The project has one of the highest, if not the highest, level of usage in the NDL program. This is monitored by information technology services to which the NDL has access. Users do not have to pay for the use of the digital deliverables. Potential users of the digital deliverables are informed about their availability through website announcements, press releases, articles in print media, print and broadcast media coverage, conferences, meetings and electronic and conventional mail shots. The project believes that electronic media (web and email) are the most effective.
No front-end evaluation has been carried out, although the NDL may have done some work here. Formative evaluation took the form of a great deal of input from staff and chief, and this led to a number of web page changes. No summative evaluations have been undertaken. The NDL is planning such evaluation, but not at the level of this project.
The project is at the high end of NDL funding. LC feels that standards have saved money by increasing productivity. The project was required to provide cost models by one of its funding organizations.
New material is digitized and added monthly (100-500 images) and metadata updated at the same time. The user interface is updated yearly and this year has new navigation tools. File formats may be changed in the future.
The project has a preservation strategy to ensure long-term access, but this is largely determined by the LC’s IT Service which provides storage on the LAN. The strategy for image preservation embraces file formats and updating metadata (the project’s responsibility), and storage media and storage conditions (IT Service’s responsibility). Quality control procedures in the life-cycle management are producing schedules for material to archive. The digital deliverables will be available indefinitely and the project does not need to rely on self-generating funds to sustain the resource, as it believes NDL funding will become permanent. The project has an exit strategy based on the G&M Division adopting the project, but in an altered state.

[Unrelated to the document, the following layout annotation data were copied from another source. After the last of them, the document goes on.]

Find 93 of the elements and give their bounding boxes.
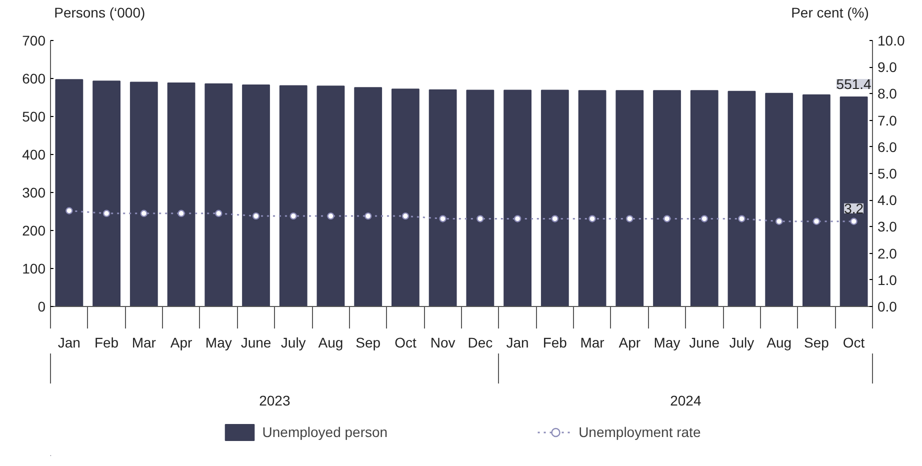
- bar: [690, 90, 718, 306]
- y-axis-title: Persons (‘000): [54, 4, 146, 20]
- y2-tick-label: 9.0: [878, 59, 898, 76]
- point: [738, 215, 746, 222]
- x-tick-label: June: [689, 334, 720, 350]
- y-tick-label: 100: [22, 260, 46, 276]
- x-tick-label: July: [280, 334, 306, 350]
- x-tick-label: Dec: [468, 334, 493, 350]
- text: 2023: [259, 392, 290, 408]
- y-tick-label: 200: [22, 222, 46, 238]
- bar: [316, 86, 345, 306]
- point: [514, 215, 522, 222]
- point: [290, 212, 297, 220]
- y2-tick-label: 4.0: [878, 192, 898, 208]
- x-tick-label: May: [654, 334, 680, 350]
- x-tick-label: Aug: [766, 334, 792, 350]
- y2-tick-label: 5.0: [878, 166, 898, 182]
- y-tick-label: 0: [38, 298, 46, 314]
- x-tick-label: June: [240, 334, 272, 350]
- y-tick-label: 500: [22, 108, 46, 124]
- y2-tick-label: 8.0: [878, 86, 898, 102]
- x-tick-label: Nov: [430, 334, 456, 350]
- point: [178, 210, 185, 217]
- bar: [167, 82, 196, 306]
- x-tick-label: Mar: [132, 334, 156, 350]
- point: [850, 218, 858, 225]
- point: [102, 210, 110, 217]
- x-tick-label: Oct: [394, 334, 416, 350]
- x-tick-label: Apr: [618, 334, 641, 350]
- data-label: 3.2: [844, 200, 864, 216]
- y2-tick-label: 6.0: [878, 138, 898, 155]
- point: [439, 215, 446, 222]
- y2-tick-label: 0.0: [878, 298, 898, 314]
- y2-tick-label: 7.0: [878, 112, 898, 128]
- x-tick-label: Mar: [580, 334, 605, 350]
- y2-axis-title: Per cent (%): [791, 4, 869, 20]
- bar: [728, 90, 756, 306]
- legend-label: Unemployment rate: [578, 424, 701, 440]
- point: [140, 210, 148, 217]
- bar: [392, 88, 420, 306]
- y2-tick-label: 3.0: [878, 218, 898, 235]
- bar: [55, 79, 84, 306]
- data-label: 551.4: [836, 76, 872, 92]
- point: [364, 212, 372, 220]
- y-tick-label: 600: [22, 70, 46, 86]
- bar: [840, 96, 868, 306]
- point: [626, 215, 634, 222]
- x-tick-label: Sep: [804, 334, 830, 350]
- x-tick-label: Aug: [318, 334, 344, 350]
- point: [588, 215, 596, 222]
- bar: [204, 83, 233, 306]
- bar: [428, 89, 457, 306]
- bar: [653, 90, 681, 306]
- y-tick-label: 300: [22, 184, 46, 200]
- point: [700, 215, 708, 222]
- bar: [765, 92, 794, 306]
- y2-tick-label: 2.0: [878, 245, 898, 262]
- y-tick-label: 700: [22, 32, 46, 48]
- text: 2024: [670, 392, 702, 408]
- bar: [540, 90, 569, 306]
- x-tick-label: Jan: [58, 334, 80, 350]
- bar: [242, 84, 270, 306]
- point: [402, 212, 410, 220]
- y2-tick-label: 1.0: [878, 272, 898, 288]
- point: [66, 207, 73, 214]
- x-tick-label: Feb: [542, 334, 568, 350]
- bar: [279, 85, 308, 306]
- legend-label: Unemployed person: [262, 424, 388, 440]
- bar: [802, 94, 830, 306]
- bar: [616, 90, 644, 306]
- bar: [504, 90, 532, 306]
- point: [327, 212, 334, 220]
- point: [476, 215, 484, 222]
- point: [663, 215, 671, 222]
- bar: [130, 82, 158, 306]
- point: [812, 218, 820, 225]
- bar: [354, 87, 382, 306]
- x-tick-label: Apr: [170, 334, 193, 350]
- bar: [578, 90, 606, 306]
- x-tick-label: May: [205, 334, 232, 350]
- y2-tick-label: 10.0: [878, 32, 905, 48]
- x-tick-label: Jan: [506, 334, 529, 350]
- x-tick-label: July: [729, 334, 754, 350]
- x-tick-label: Feb: [94, 334, 119, 350]
- point: [215, 210, 222, 217]
- point: [252, 212, 260, 220]
- bar: [92, 80, 120, 306]
- point: [551, 215, 559, 222]
- x-tick-label: Oct: [842, 334, 865, 350]
- point: [775, 218, 783, 225]
- y-tick-label: 400: [22, 146, 46, 162]
- bar: [466, 90, 494, 306]
- x-tick-label: Sep: [356, 334, 381, 350]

CDP’s success lies in the dedicated staff working for the project, not only in the small management office, but also in the practical areas of the projects. There is an understanding of true collaboration, and the standards and guidelines devised have ensured that all projects play an equal role. The CDP has used the project management structure to achieve usable minimum standards which projects can apply to their imaging while remaining viable in the union catalog. The DPL imaging lab, which was visited in order to see an actual project in operation, is both large and impressive with superb equipment and staff. Interestingly, they all agree that the best digitizers are photographers and not IT specialists. This is logical, for while the processes may be on computer, the knowledge of color and tone are that of a trained photographer.

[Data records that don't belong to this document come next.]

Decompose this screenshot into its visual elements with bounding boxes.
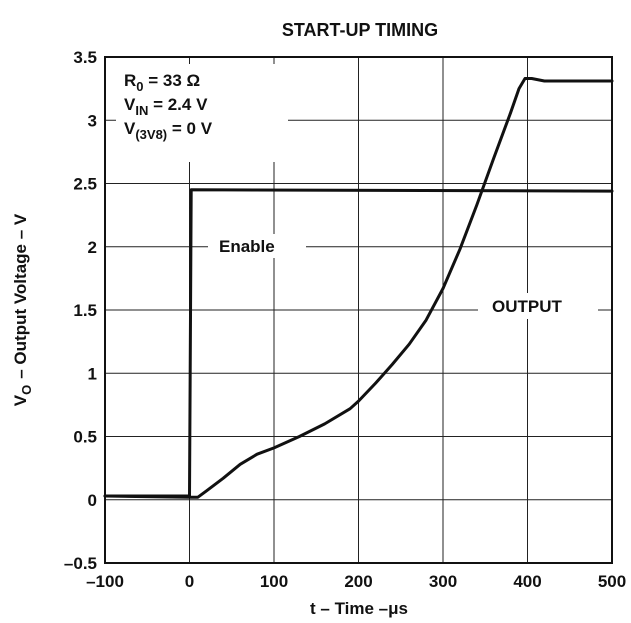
condition-vin-rest: = 2.4 V — [148, 95, 208, 114]
x-axis-label: t – Time –μs — [310, 599, 408, 618]
y-axis-label-main: V — [11, 394, 30, 406]
enable-label-bg — [208, 234, 306, 258]
y-axis-label: VO – Output Voltage – V — [11, 213, 34, 406]
x-tick-label-3: 200 — [344, 572, 372, 591]
series-layer — [103, 77, 614, 499]
series-line-output — [103, 77, 614, 499]
y-tick-label-2: 0.5 — [73, 428, 97, 447]
y-tick-label-1: 0 — [88, 491, 97, 510]
output-label: OUTPUT — [492, 297, 563, 316]
output-label-bg — [478, 293, 598, 319]
condition-r0: R0 = 33 Ω — [124, 71, 200, 94]
y-tick-label-6: 2.5 — [73, 175, 97, 194]
x-tick-label-4: 300 — [429, 572, 457, 591]
tick-labels: –100 0 100 200 300 400 500 –0.5 0 0.5 1 1.5 2 2.5 3 3.5 — [64, 48, 626, 591]
y-tick-label-7: 3 — [88, 111, 97, 130]
x-tick-label-6: 500 — [598, 572, 626, 591]
condition-r0-rest: = 33 Ω — [144, 71, 201, 90]
plot-border — [104, 56, 613, 564]
condition-v3v8-rest: = 0 V — [167, 119, 213, 138]
y-axis-label-sub: O — [19, 385, 34, 395]
condition-vin: VIN = 2.4 V — [124, 95, 208, 118]
condition-vin-sub: IN — [135, 103, 148, 118]
condition-v3v8-sub: (3V8) — [135, 127, 167, 142]
y-axis-label-rest: – Output Voltage – V — [11, 213, 30, 379]
y-tick-label-8: 3.5 — [73, 48, 97, 67]
y-tick-label-5: 2 — [88, 238, 97, 257]
condition-v3v8: V(3V8) = 0 V — [124, 119, 213, 142]
x-tick-label-0: –100 — [86, 572, 124, 591]
y-tick-label-4: 1.5 — [73, 301, 97, 320]
condition-vin-main: V — [124, 95, 136, 114]
condition-r0-sub: 0 — [136, 79, 143, 94]
x-tick-label-2: 100 — [260, 572, 288, 591]
conditions-box — [116, 64, 288, 162]
y-tick-label-3: 1 — [88, 364, 97, 383]
y-tick-label-0: –0.5 — [64, 554, 97, 573]
plot-frame — [104, 56, 613, 564]
x-tick-label-5: 400 — [513, 572, 541, 591]
condition-r0-main: R — [124, 71, 136, 90]
x-tick-label-1: 0 — [185, 572, 194, 591]
chart-title: START-UP TIMING — [282, 20, 438, 40]
condition-v3v8-main: V — [124, 119, 136, 138]
enable-label: Enable — [219, 237, 275, 256]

The committee structure is ideally placed to represent the views of the partners and to develop the guidelines for the CDP as a whole. Training for all is an essential part of the collaborative as well as the practical side of the Project. Flexibility in the union catalog and the format of finding aids have ensured that all the projects’ digital objects are available to all. There are some important lessons to be learned in collaboration from this project, perhaps the main one being that it takes a separate project management team to consolidate and co-ordinate that collaboration.